Hal ini karena kedua sisi d**a manusia memiliki struktur anatomi yang berbeda, di mana terdapat organ-organ lain yang saling berdekatan baik di dalam rongga d**a maupun di dalam rongga perut. Makanya mark untuk penyayatan di area yang tidak sejajar.
Dokter Geoffry melanjutkan tindakannya dengan menyuntikkan cairan anastesi atau pembiusan di area yang telah diberi mark. Penyuntikan anestesi pun dilakukan beberapa kali untuk memastikan bahwa pada saat penyayatan dan pemasangan selang WSD, Orisha tidak akan merasa kesakitan.
“Mess.”
Dokter Geoffry meminta pisau bedah, dokter asistennya dengan sigap menyodorkan benda pipih berukuran kecil namun sangat tajam itu pada sang dokter. Dokter Geoffry menekan-nekan dulu di bagian yang telah ia beri mark sebelum melakukan penyayatan. Begitu disayat, cairan berwarna merah langsung terlihat di kulit putih yang telah terobek oleh benda yang disebut mess itu. Penyayatan dilakukan sedalam 2 hingga 4 cm.
“Trocar.” Instruksi dokter Geoffry segera dipenuhi oleh asisten dokternya.
Setelahnya dokter memasukkan sebuah trocar mulai dari lubang sayatan hingga ke rongga pleura.
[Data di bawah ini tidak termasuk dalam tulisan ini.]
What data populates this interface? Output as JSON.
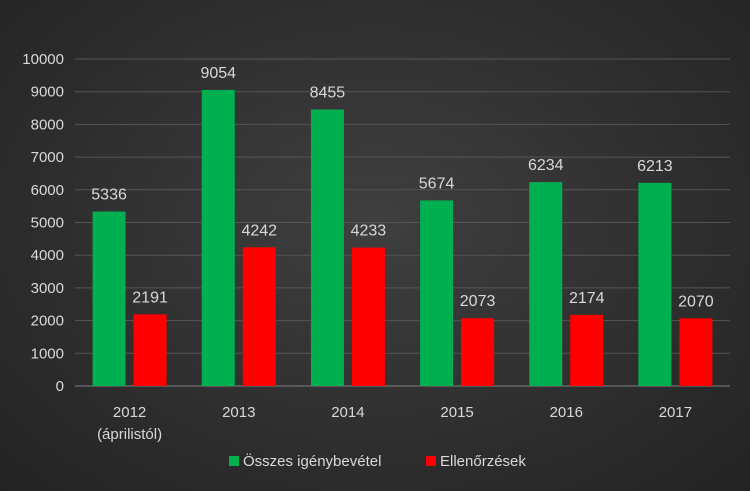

Selanjutanya dokter Geoffry memasukkan chest tube atau selang d**a melalui lubang trocar tersebut.
Setelah pemasangan chest tube berhasil, maka dokter Geoffrey mengakhiri dengan menjahit bekas sayatan dan menutup area sayatan dengan kasa steril dan plester. Sementara ujung chest tube-nya dialirkan ke botol penampung.
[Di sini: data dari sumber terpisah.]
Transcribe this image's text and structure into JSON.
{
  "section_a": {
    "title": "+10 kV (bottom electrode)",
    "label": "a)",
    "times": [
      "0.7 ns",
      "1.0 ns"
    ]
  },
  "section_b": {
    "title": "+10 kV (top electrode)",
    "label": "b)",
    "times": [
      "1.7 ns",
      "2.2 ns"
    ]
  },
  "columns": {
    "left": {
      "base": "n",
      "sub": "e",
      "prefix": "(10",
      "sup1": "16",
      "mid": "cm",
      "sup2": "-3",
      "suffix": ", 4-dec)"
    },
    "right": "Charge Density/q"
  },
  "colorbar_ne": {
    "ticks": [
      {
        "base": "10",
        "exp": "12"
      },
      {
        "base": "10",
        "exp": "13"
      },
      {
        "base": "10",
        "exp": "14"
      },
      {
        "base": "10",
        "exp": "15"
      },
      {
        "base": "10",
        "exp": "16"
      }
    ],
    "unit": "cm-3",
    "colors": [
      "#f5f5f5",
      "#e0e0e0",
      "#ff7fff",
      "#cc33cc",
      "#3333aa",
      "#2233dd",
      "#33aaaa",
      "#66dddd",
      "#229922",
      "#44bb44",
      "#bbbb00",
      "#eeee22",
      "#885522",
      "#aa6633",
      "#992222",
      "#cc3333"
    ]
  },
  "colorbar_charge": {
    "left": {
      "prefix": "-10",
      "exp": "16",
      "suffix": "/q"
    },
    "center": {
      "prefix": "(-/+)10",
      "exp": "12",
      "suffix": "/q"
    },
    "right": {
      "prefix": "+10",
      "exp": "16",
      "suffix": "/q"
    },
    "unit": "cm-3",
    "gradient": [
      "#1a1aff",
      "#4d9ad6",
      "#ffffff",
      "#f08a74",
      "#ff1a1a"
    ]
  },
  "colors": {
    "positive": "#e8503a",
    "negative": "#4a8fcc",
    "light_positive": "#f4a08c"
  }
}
Dokter Geoffry langsung menghampiri dokter Meira, dokter Simon, dan Ghazfan begitu selesai. Ia hendak mengabarkan bahwa pemasangan WSD yang ia lakukan berjalan lancar.
“Bagaimana, dok?” tanya dokter Meira dengan tak sabaran begitu ia lihat dokter Geoffry muncul di depan matanya. “Orisha gimana?”
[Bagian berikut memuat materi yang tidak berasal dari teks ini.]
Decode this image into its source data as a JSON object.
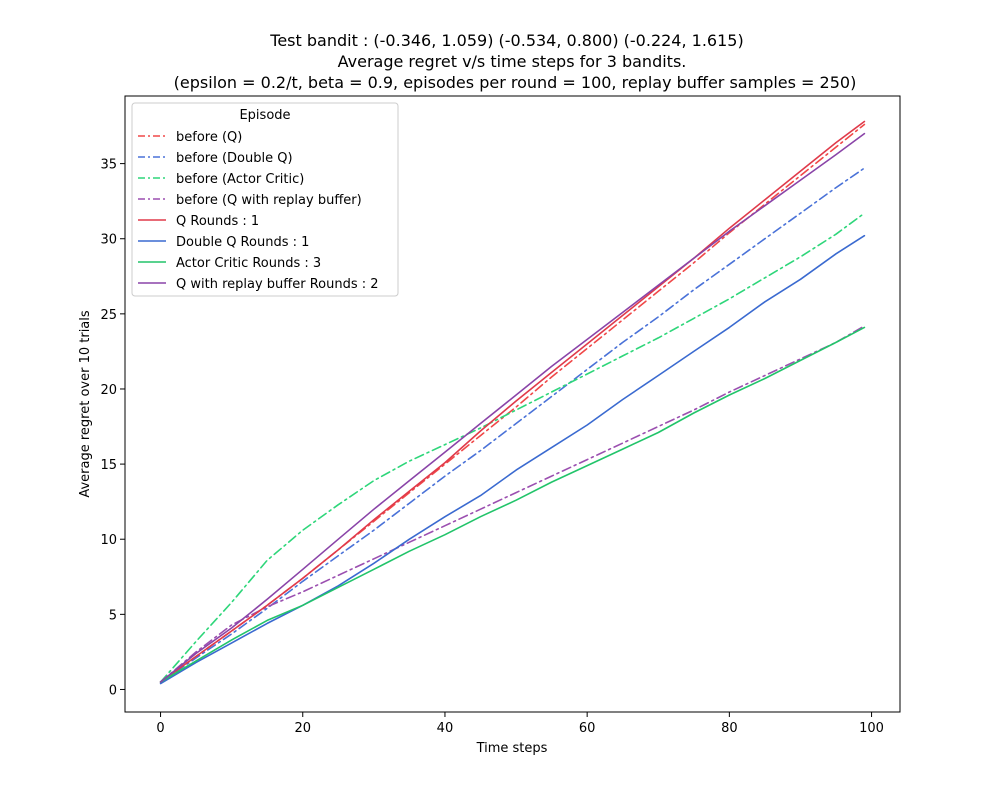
{
  "chart_data": {
    "type": "line",
    "title_lines": [
      "Test bandit : (-0.346, 1.059) (-0.534, 0.800) (-0.224, 1.615)",
      "Average regret v/s time steps for 3 bandits.",
      "(epsilon = 0.2/t, beta = 0.9, episodes per round = 100, replay buffer samples = 250)"
    ],
    "xlabel": "Time steps",
    "ylabel": "Average regret over 10 trials",
    "xlim": [
      -5,
      104
    ],
    "ylim": [
      -1.5,
      39.5
    ],
    "xticks": [
      0,
      20,
      40,
      60,
      80,
      100
    ],
    "yticks": [
      0,
      5,
      10,
      15,
      20,
      25,
      30,
      35
    ],
    "grid": false,
    "legend": {
      "title": "Episode",
      "placement": "top-left"
    },
    "series": [
      {
        "name": "before (Q)",
        "color": "#f04848",
        "dash": "dashdot",
        "x": [
          0,
          5,
          10,
          15,
          20,
          25,
          30,
          35,
          40,
          45,
          50,
          55,
          60,
          65,
          70,
          75,
          80,
          85,
          90,
          95,
          99
        ],
        "y": [
          0.5,
          2.2,
          3.9,
          5.6,
          7.4,
          9.3,
          11.2,
          13.1,
          15.0,
          16.9,
          18.8,
          20.8,
          22.7,
          24.6,
          26.5,
          28.4,
          30.4,
          32.3,
          34.2,
          36.1,
          37.6
        ]
      },
      {
        "name": "before (Double Q)",
        "color": "#4a72d8",
        "dash": "dashdot",
        "x": [
          0,
          5,
          10,
          15,
          20,
          25,
          30,
          35,
          40,
          45,
          50,
          55,
          60,
          65,
          70,
          75,
          80,
          85,
          90,
          95,
          99
        ],
        "y": [
          0.5,
          2.1,
          3.7,
          5.4,
          7.2,
          8.9,
          10.6,
          12.4,
          14.2,
          15.9,
          17.7,
          19.5,
          21.3,
          23.1,
          24.8,
          26.6,
          28.3,
          30.0,
          31.7,
          33.4,
          34.7
        ]
      },
      {
        "name": "before (Actor Critic)",
        "color": "#2ed67a",
        "dash": "dashdot",
        "x": [
          0,
          5,
          10,
          15,
          20,
          25,
          30,
          35,
          40,
          45,
          50,
          55,
          60,
          65,
          70,
          75,
          80,
          85,
          90,
          95,
          99
        ],
        "y": [
          0.5,
          3.2,
          5.8,
          8.6,
          10.6,
          12.3,
          13.9,
          15.2,
          16.3,
          17.4,
          18.6,
          19.8,
          21.0,
          22.2,
          23.4,
          24.7,
          26.0,
          27.4,
          28.8,
          30.3,
          31.7
        ]
      },
      {
        "name": "before (Q with replay buffer)",
        "color": "#9b4fb0",
        "dash": "dashdot",
        "x": [
          0,
          5,
          10,
          15,
          20,
          25,
          30,
          35,
          40,
          45,
          50,
          55,
          60,
          65,
          70,
          75,
          80,
          85,
          90,
          95,
          99
        ],
        "y": [
          0.5,
          2.5,
          4.3,
          5.5,
          6.5,
          7.6,
          8.7,
          9.8,
          10.9,
          12.0,
          13.1,
          14.2,
          15.3,
          16.4,
          17.5,
          18.6,
          19.8,
          20.9,
          22.0,
          23.1,
          24.2
        ]
      },
      {
        "name": "Q Rounds : 1",
        "color": "#e03a4a",
        "dash": "solid",
        "x": [
          0,
          5,
          10,
          15,
          20,
          25,
          30,
          35,
          40,
          45,
          50,
          55,
          60,
          65,
          70,
          75,
          80,
          85,
          90,
          95,
          99
        ],
        "y": [
          0.5,
          2.2,
          3.9,
          5.6,
          7.4,
          9.3,
          11.3,
          13.2,
          15.1,
          17.2,
          19.2,
          21.1,
          23.0,
          24.9,
          26.8,
          28.7,
          30.7,
          32.6,
          34.5,
          36.4,
          37.8
        ]
      },
      {
        "name": "Double Q Rounds : 1",
        "color": "#3a6ad0",
        "dash": "solid",
        "x": [
          0,
          5,
          10,
          15,
          20,
          25,
          30,
          35,
          40,
          45,
          50,
          55,
          60,
          65,
          70,
          75,
          80,
          85,
          90,
          95,
          99
        ],
        "y": [
          0.4,
          1.8,
          3.1,
          4.4,
          5.6,
          6.9,
          8.4,
          10.0,
          11.5,
          12.9,
          14.6,
          16.1,
          17.6,
          19.3,
          20.9,
          22.5,
          24.1,
          25.8,
          27.3,
          29.0,
          30.2
        ]
      },
      {
        "name": "Actor Critic Rounds : 3",
        "color": "#22c46a",
        "dash": "solid",
        "x": [
          0,
          5,
          10,
          15,
          20,
          25,
          30,
          35,
          40,
          45,
          50,
          55,
          60,
          65,
          70,
          75,
          80,
          85,
          90,
          95,
          99
        ],
        "y": [
          0.5,
          1.9,
          3.3,
          4.6,
          5.6,
          6.8,
          8.0,
          9.2,
          10.3,
          11.5,
          12.6,
          13.8,
          14.9,
          16.0,
          17.1,
          18.4,
          19.6,
          20.7,
          21.9,
          23.1,
          24.1
        ]
      },
      {
        "name": "Q with replay buffer Rounds : 2",
        "color": "#8a44a8",
        "dash": "solid",
        "x": [
          0,
          5,
          10,
          15,
          20,
          25,
          30,
          35,
          40,
          45,
          50,
          55,
          60,
          65,
          70,
          75,
          80,
          85,
          90,
          95,
          99
        ],
        "y": [
          0.5,
          2.4,
          4.1,
          6.0,
          8.0,
          10.0,
          12.0,
          13.9,
          15.8,
          17.7,
          19.6,
          21.5,
          23.3,
          25.1,
          26.9,
          28.7,
          30.5,
          32.2,
          33.9,
          35.6,
          37.0
        ]
      }
    ]
  }
}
“Pemasangan selang dadanya berjalan lancar, udara di rongga dadanya juga sedang dikeluarkan melalui selang yang dipasang itu. Untuk kondisinya sekarang, pasien masih dalam pengaruh obat tidur biar ia beristirahat.”
“Syukurlah,” ujar dokter Meira dan dokter Simon bersamaan.
“Dok.” Suara Ghazfan terdengar menyahut. Membuat yang dipanggil menolehkan kepala padanya, bahkan kedua orang tuanya pun turut menoleh. “Setelah pemasangan selang d**a ini, apakah Orisha bisa sembuh total?”
“Untuk kesembuhan totalnya masih harus melalui proses. Kondisi pasien juga harus tetap dipantau setelah ini. Jadi, mulai sekarang Orisha akan ditangani oleh departemen paru-paru dan departemen kardiovaskuler.”
Ah, lagi-lagi jawaban yang tak bisa menenangkan Ghazfan.
Memantau? Pria itu mendecak dalam hati. Seberapa lama lagi ia harus mendengar jawaban yang sama. Apa yang ia dapatkan setelah memantau bertahun-tahun. Justru Orisha makin parah.